Source: Creative Commons image on Flickr by Professor Bop



I've moved out of Brooklyn, to the beautiful rolling hills of Southern Vermont. Hikes up green mountains, riverside bike trips, and strolls downtown are all available to me. Walkscore gives my apartment a 92 out of 100. But the coop which is two blocks away isn't listed, and a restaurant in nearby Wilmington is supposedly just a couple of blocks away, I submitted changes for both of those items in Google Maps for good measure. Katie and I are both happy with the new lifestyle.

Next week I will start a certificate program in Renewable Energy/Energy Efficiency at Greenfield Community College. The program should give me a hand in transitioning my career to one of green renovation and rehabilitation. A lot of people seem to be coming around because of high fuel prices, but some people are thinking deeper about it. Earlier this week Katie and I went to see Tom Silva and Kevin O'Connor from This Old House at the ReStore in Springfield.

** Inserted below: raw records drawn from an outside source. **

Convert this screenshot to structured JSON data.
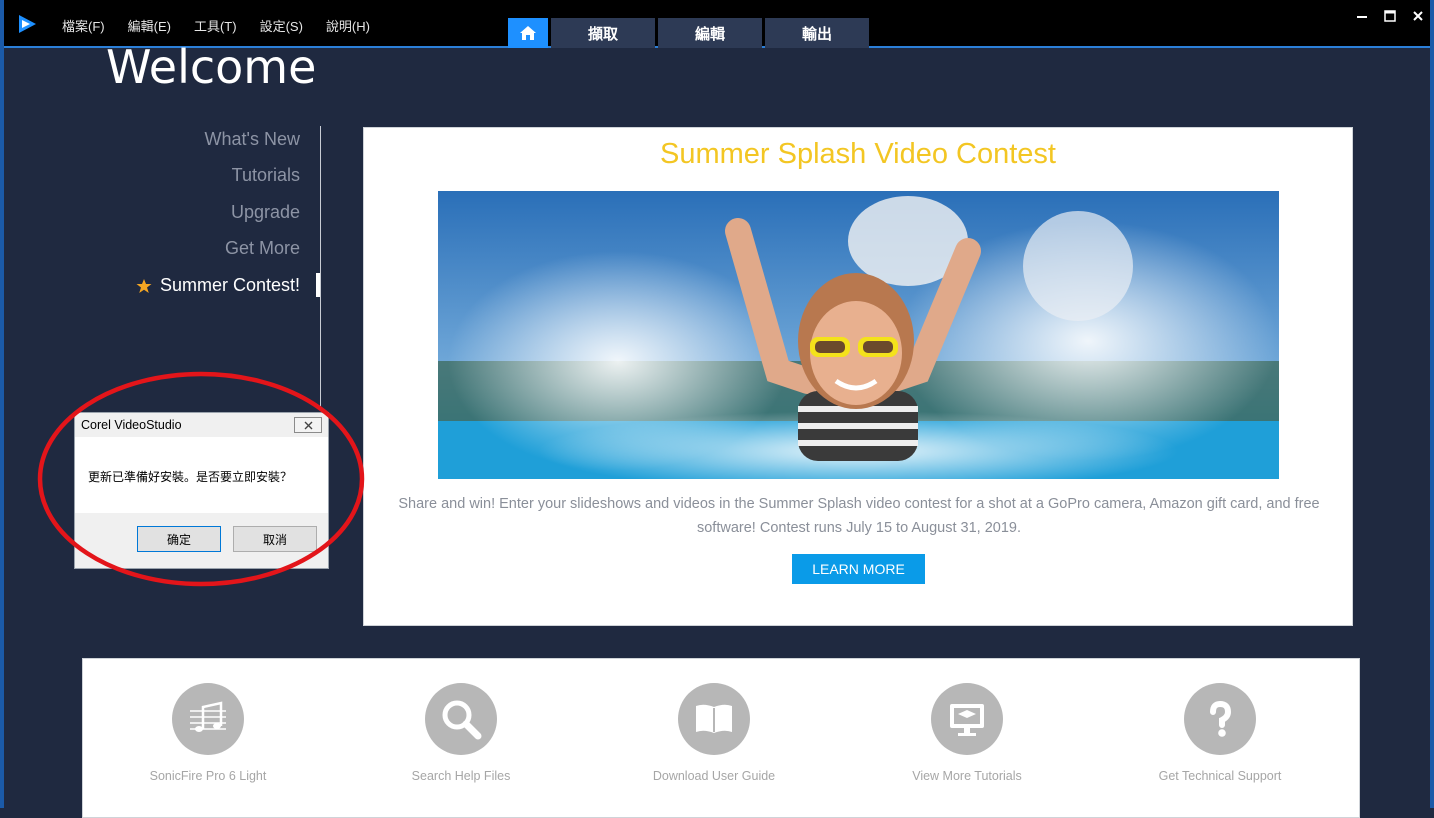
{
  "menu": [
    "檔案(F)",
    "編輯(E)",
    "工具(T)",
    "設定(S)",
    "說明(H)"
  ],
  "tabs": {
    "capture": "擷取",
    "edit": "編輯",
    "share": "輸出"
  },
  "welcome": "Welcome",
  "sidebar": {
    "items": [
      {
        "label": "What's New",
        "active": false
      },
      {
        "label": "Tutorials",
        "active": false
      },
      {
        "label": "Upgrade",
        "active": false
      },
      {
        "label": "Get More",
        "active": false
      },
      {
        "label": "Summer Contest!",
        "active": true,
        "icon": "star-icon"
      }
    ]
  },
  "contest": {
    "title": "Summer Splash Video Contest",
    "description": "Share and win! Enter your slideshows and videos in the Summer Splash video contest for a shot at a GoPro camera, Amazon gift card, and free software! Contest runs July 15 to August 31, 2019.",
    "button": "LEARN MORE"
  },
  "dialog": {
    "title": "Corel VideoStudio",
    "message": "更新已準備好安裝。是否要立即安裝？",
    "ok": "确定",
    "cancel": "取消"
  },
  "resources": [
    {
      "label": "SonicFire Pro 6 Light",
      "icon": "music-notes-icon"
    },
    {
      "label": "Search Help Files",
      "icon": "magnifier-icon"
    },
    {
      "label": "Download User Guide",
      "icon": "book-icon"
    },
    {
      "label": "View More Tutorials",
      "icon": "monitor-graduation-icon"
    },
    {
      "label": "Get Technical Support",
      "icon": "question-icon"
    }
  ],
  "colors": {
    "background": "#1f2940",
    "accent": "#1e90ff",
    "contest_title": "#f3c623",
    "annotation": "#e3151a"
  }
}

The house that they were finishing up was actually a new house, but the owners had Tom and the crew of the ReStore dismantle the previous house after they could not find anyone to give the house away to. The remains were given to Habitat for Humanity and the ReStore and 90% of the teardown was diverted from a landfill.

Construction is a much bigger consumer of energy than normal home heating, but the costs are hidden in the prices of goods. So even though the house that they built on This Old House, wasn't technically old, the building philosophy is similar to renovating an old house.